Трудность, связанную с неуловимостью и неустойчивостью внутренних мотивов поведения, историки аналитической школы стремились преодолеть на основе учения о диспозициях, введенного Г. Райлом для научных терминов. На его основе и сложилась концепция «рационального действия», согласно которой: если мотив У является для субъекта А рациональным, чтобы совершить действие X, то он рационален и для всякого другого, кто действует или объясняет действие при условии сохранения данных условий. «Рациональная модель объяснения действий, — писал Дрей, — не требует ни того, чтобы мотивы или убеждения исторического деятеля возводились бы в ранг необходимых условий действия с помощью некоторого закона, ни того, чтобы им придавали значение достаточных условий» (Там же. С. 66).
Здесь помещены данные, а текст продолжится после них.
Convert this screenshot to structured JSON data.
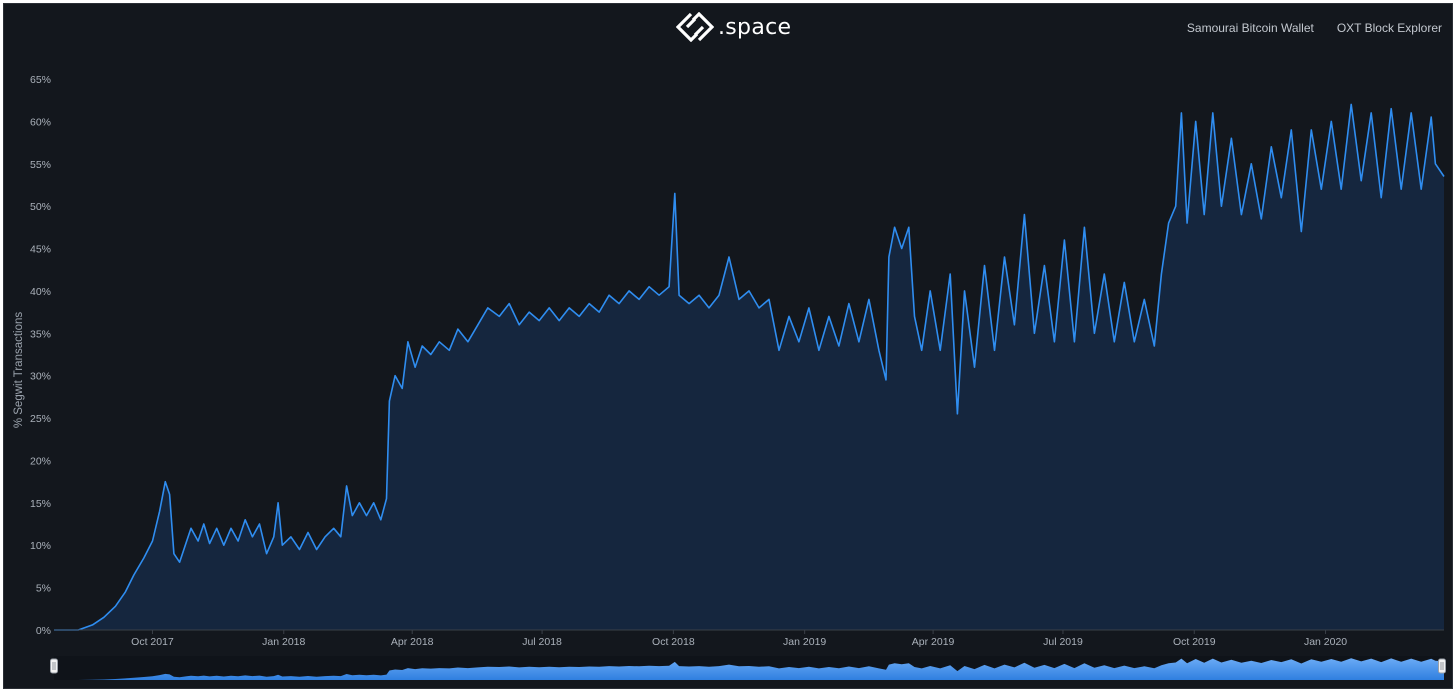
{
  "header": {
    "logo_text": ".space",
    "nav": [
      {
        "label": "Samourai Bitcoin Wallet"
      },
      {
        "label": "OXT Block Explorer"
      }
    ]
  },
  "colors": {
    "background": "#13171d",
    "line": "#2f8df0",
    "area": "#15263e",
    "navigator_fill": "#4a8fe8",
    "axis_text": "#aab1ba"
  },
  "icons": {
    "logo": "samourai-logo-icon",
    "navigator_handles": "slider-handle-icon"
  },
  "chart_data": {
    "type": "area",
    "title": "",
    "xlabel": "",
    "ylabel": "% Segwit Transactions",
    "x_tick_labels": [
      "Oct 2017",
      "Jan 2018",
      "Apr 2018",
      "Jul 2018",
      "Oct 2018",
      "Jan 2019",
      "Apr 2019",
      "Jul 2019",
      "Oct 2019",
      "Jan 2020"
    ],
    "y_tick_labels": [
      "0%",
      "5%",
      "10%",
      "15%",
      "20%",
      "25%",
      "30%",
      "35%",
      "40%",
      "45%",
      "50%",
      "55%",
      "60%",
      "65%"
    ],
    "ylim": [
      0,
      65
    ],
    "xlim": [
      "2017-07-24",
      "2020-03-24"
    ],
    "grid": false,
    "legend": "none",
    "navigator": true,
    "series": [
      {
        "points": [
          [
            "2017-07-24",
            0.0
          ],
          [
            "2017-08-10",
            0.0
          ],
          [
            "2017-08-20",
            0.6
          ],
          [
            "2017-08-28",
            1.5
          ],
          [
            "2017-09-05",
            2.8
          ],
          [
            "2017-09-12",
            4.5
          ],
          [
            "2017-09-18",
            6.5
          ],
          [
            "2017-09-25",
            8.5
          ],
          [
            "2017-10-01",
            10.5
          ],
          [
            "2017-10-06",
            14.0
          ],
          [
            "2017-10-10",
            17.5
          ],
          [
            "2017-10-13",
            16.0
          ],
          [
            "2017-10-16",
            9.0
          ],
          [
            "2017-10-20",
            8.0
          ],
          [
            "2017-10-25",
            10.5
          ],
          [
            "2017-10-28",
            12.0
          ],
          [
            "2017-11-02",
            10.5
          ],
          [
            "2017-11-06",
            12.5
          ],
          [
            "2017-11-10",
            10.2
          ],
          [
            "2017-11-15",
            12.0
          ],
          [
            "2017-11-20",
            10.0
          ],
          [
            "2017-11-25",
            12.0
          ],
          [
            "2017-11-30",
            10.5
          ],
          [
            "2017-12-05",
            13.0
          ],
          [
            "2017-12-10",
            11.0
          ],
          [
            "2017-12-15",
            12.5
          ],
          [
            "2017-12-20",
            9.0
          ],
          [
            "2017-12-25",
            11.0
          ],
          [
            "2017-12-28",
            15.0
          ],
          [
            "2017-12-31",
            10.0
          ],
          [
            "2018-01-06",
            11.0
          ],
          [
            "2018-01-12",
            9.5
          ],
          [
            "2018-01-18",
            11.5
          ],
          [
            "2018-01-24",
            9.5
          ],
          [
            "2018-01-30",
            11.0
          ],
          [
            "2018-02-05",
            12.0
          ],
          [
            "2018-02-10",
            11.0
          ],
          [
            "2018-02-14",
            17.0
          ],
          [
            "2018-02-18",
            13.5
          ],
          [
            "2018-02-23",
            15.0
          ],
          [
            "2018-02-28",
            13.5
          ],
          [
            "2018-03-05",
            15.0
          ],
          [
            "2018-03-10",
            13.0
          ],
          [
            "2018-03-14",
            15.5
          ],
          [
            "2018-03-16",
            27.0
          ],
          [
            "2018-03-20",
            30.0
          ],
          [
            "2018-03-25",
            28.5
          ],
          [
            "2018-03-29",
            34.0
          ],
          [
            "2018-04-03",
            31.0
          ],
          [
            "2018-04-08",
            33.5
          ],
          [
            "2018-04-14",
            32.5
          ],
          [
            "2018-04-20",
            34.0
          ],
          [
            "2018-04-27",
            33.0
          ],
          [
            "2018-05-03",
            35.5
          ],
          [
            "2018-05-10",
            34.0
          ],
          [
            "2018-05-17",
            36.0
          ],
          [
            "2018-05-24",
            38.0
          ],
          [
            "2018-06-01",
            37.0
          ],
          [
            "2018-06-08",
            38.5
          ],
          [
            "2018-06-15",
            36.0
          ],
          [
            "2018-06-22",
            37.5
          ],
          [
            "2018-06-29",
            36.5
          ],
          [
            "2018-07-06",
            38.0
          ],
          [
            "2018-07-13",
            36.5
          ],
          [
            "2018-07-20",
            38.0
          ],
          [
            "2018-07-27",
            37.0
          ],
          [
            "2018-08-03",
            38.5
          ],
          [
            "2018-08-10",
            37.5
          ],
          [
            "2018-08-17",
            39.5
          ],
          [
            "2018-08-24",
            38.5
          ],
          [
            "2018-08-31",
            40.0
          ],
          [
            "2018-09-07",
            39.0
          ],
          [
            "2018-09-14",
            40.5
          ],
          [
            "2018-09-21",
            39.5
          ],
          [
            "2018-09-28",
            40.5
          ],
          [
            "2018-10-02",
            51.5
          ],
          [
            "2018-10-05",
            39.5
          ],
          [
            "2018-10-12",
            38.5
          ],
          [
            "2018-10-19",
            39.5
          ],
          [
            "2018-10-26",
            38.0
          ],
          [
            "2018-11-02",
            39.5
          ],
          [
            "2018-11-09",
            44.0
          ],
          [
            "2018-11-16",
            39.0
          ],
          [
            "2018-11-23",
            40.0
          ],
          [
            "2018-11-30",
            38.0
          ],
          [
            "2018-12-07",
            39.0
          ],
          [
            "2018-12-14",
            33.0
          ],
          [
            "2018-12-21",
            37.0
          ],
          [
            "2018-12-28",
            34.0
          ],
          [
            "2019-01-04",
            38.0
          ],
          [
            "2019-01-11",
            33.0
          ],
          [
            "2019-01-18",
            37.0
          ],
          [
            "2019-01-25",
            33.5
          ],
          [
            "2019-02-01",
            38.5
          ],
          [
            "2019-02-08",
            34.0
          ],
          [
            "2019-02-15",
            39.0
          ],
          [
            "2019-02-22",
            33.0
          ],
          [
            "2019-02-27",
            29.5
          ],
          [
            "2019-03-01",
            44.0
          ],
          [
            "2019-03-05",
            47.5
          ],
          [
            "2019-03-10",
            45.0
          ],
          [
            "2019-03-15",
            47.5
          ],
          [
            "2019-03-19",
            37.0
          ],
          [
            "2019-03-24",
            33.0
          ],
          [
            "2019-03-30",
            40.0
          ],
          [
            "2019-04-06",
            33.0
          ],
          [
            "2019-04-13",
            42.0
          ],
          [
            "2019-04-18",
            25.5
          ],
          [
            "2019-04-23",
            40.0
          ],
          [
            "2019-04-30",
            31.0
          ],
          [
            "2019-05-07",
            43.0
          ],
          [
            "2019-05-14",
            33.0
          ],
          [
            "2019-05-21",
            44.0
          ],
          [
            "2019-05-28",
            36.0
          ],
          [
            "2019-06-04",
            49.0
          ],
          [
            "2019-06-11",
            35.0
          ],
          [
            "2019-06-18",
            43.0
          ],
          [
            "2019-06-25",
            34.0
          ],
          [
            "2019-07-02",
            46.0
          ],
          [
            "2019-07-09",
            34.0
          ],
          [
            "2019-07-16",
            47.5
          ],
          [
            "2019-07-23",
            35.0
          ],
          [
            "2019-07-30",
            42.0
          ],
          [
            "2019-08-06",
            34.0
          ],
          [
            "2019-08-13",
            41.0
          ],
          [
            "2019-08-20",
            34.0
          ],
          [
            "2019-08-27",
            39.0
          ],
          [
            "2019-09-03",
            33.5
          ],
          [
            "2019-09-08",
            42.0
          ],
          [
            "2019-09-13",
            48.0
          ],
          [
            "2019-09-18",
            50.0
          ],
          [
            "2019-09-22",
            61.0
          ],
          [
            "2019-09-26",
            48.0
          ],
          [
            "2019-10-02",
            60.0
          ],
          [
            "2019-10-08",
            49.0
          ],
          [
            "2019-10-14",
            61.0
          ],
          [
            "2019-10-20",
            50.0
          ],
          [
            "2019-10-27",
            58.0
          ],
          [
            "2019-11-03",
            49.0
          ],
          [
            "2019-11-10",
            55.0
          ],
          [
            "2019-11-17",
            48.5
          ],
          [
            "2019-11-24",
            57.0
          ],
          [
            "2019-12-01",
            51.0
          ],
          [
            "2019-12-08",
            59.0
          ],
          [
            "2019-12-15",
            47.0
          ],
          [
            "2019-12-22",
            59.0
          ],
          [
            "2019-12-29",
            52.0
          ],
          [
            "2020-01-05",
            60.0
          ],
          [
            "2020-01-12",
            52.0
          ],
          [
            "2020-01-19",
            62.0
          ],
          [
            "2020-01-26",
            53.0
          ],
          [
            "2020-02-02",
            61.0
          ],
          [
            "2020-02-09",
            51.0
          ],
          [
            "2020-02-16",
            61.5
          ],
          [
            "2020-02-23",
            52.0
          ],
          [
            "2020-03-01",
            61.0
          ],
          [
            "2020-03-08",
            52.0
          ],
          [
            "2020-03-15",
            60.5
          ],
          [
            "2020-03-18",
            55.0
          ],
          [
            "2020-03-24",
            53.5
          ]
        ]
      }
    ]
  }
}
Здесь речь идет не о логической дедукции события из универсального закона, а об оценке рациональности действия.
Слабость такого рода подхода очевидна: во-первых, расчеты часто оказываются просчетами; во-вторых, намерения не всегда реализуются из-за изменившихся обстоятельств или слабости субъекта действия; в-третьих, существуют осознанные и неосознанные мотивы, причем как в сфере самих исторических агентов, так и изучающих их поступки историков, которые не всегда различают современные и прошлые представления о рациональности. По сути дела в спорах об «охватывающем законе» в исторической науке выявились крайние позиции. И. Берлин писал: «Несмотря на все старания открыть законы истории, не было найдено ни одного даже мало-мальски достоверного принципа, исходя из которого историки могпи, зная начальные условия, дедуцировать прошлые или будущие события» (J.Berlin. The Concept of scientific History. Philosophical Analysis and History. N.Y., 1966. Р. 13). Положительным результатом прошедшей дискуссии является ограничение принципа дедукции, с абсолютизацией которого мы сталкиваемся и в работе Риккерта. Стала ясной неуниверсальность дедуктивно-номологической модели научного объяснения: тезис о «дедукции» скрыто предполагает опору на «обстоятельства», которые определяют то или иное историческое событие, что приводит к «вырождению» объяснения, которое перестает быть законосообразным и относится только к индивидуальному событию. Многие участники дискуссии подвергли серьезной критике убеждение Дрея в том, что если дан мотив поступка, то из него можно вывести сам поступок. Скорее, мотив выводится из поступка и, таким образом, не обладает приписываемой ему объясняющей силой.
Все это не означает, что теория рационального действия не имеет вообще никакого значения. Но она должна быть дополнена другими моделями поведения. Для этого полезно воспроизвести старые, ныне незаслуженно забытые концепции немецких историков. Их имена упоминаются, а высказывания цитируются, но все это напоминает какие-то клише: Риккерт исходил из кантонского понимания свободы и указывал на абсолютные ценности, определяющие поведение на основе нравственного долга. Кассирер опирался на символические структуры, играющие нормативную роль при организации порядка в различных сферах жизнедеятельности. Вебер разработал концепцию целерационального действия, в которой дополняли друг друга принцип экономии и целесообразности. Этих в принципе верных оценок все-таки явно недостаточно, и требуется изучение оригинальных работ, в которых упоминаемые авторы не ограничиваются абстрактными утверждениями или морализациями, а стремятся представить историю как сложное поле взаимодействия и взаимопереплетения раз неродных и разнонаправленных сил.
ГЕРМЕНЕВТИКА
Дополнительность номологического, нормативно-ценностного и герменевтического подходов может быть реализована в плоскости коммуникации. В этом случае социальные институты, задающие критерии рационального решения, а также технического, инструментального действия, и духовная общность людей на основе традиций, идеалов и ценностей опосредуют друг друга в процессе человеческой коммуникации. Культурные феномены имеют двойственную природу: с одной стороны, они играют функциональную роль, а с другой — являются носителями социальных значений и смыслов. Именно это обстоятельство открывает взаимную дополняемость естественных и гуманитарных наук.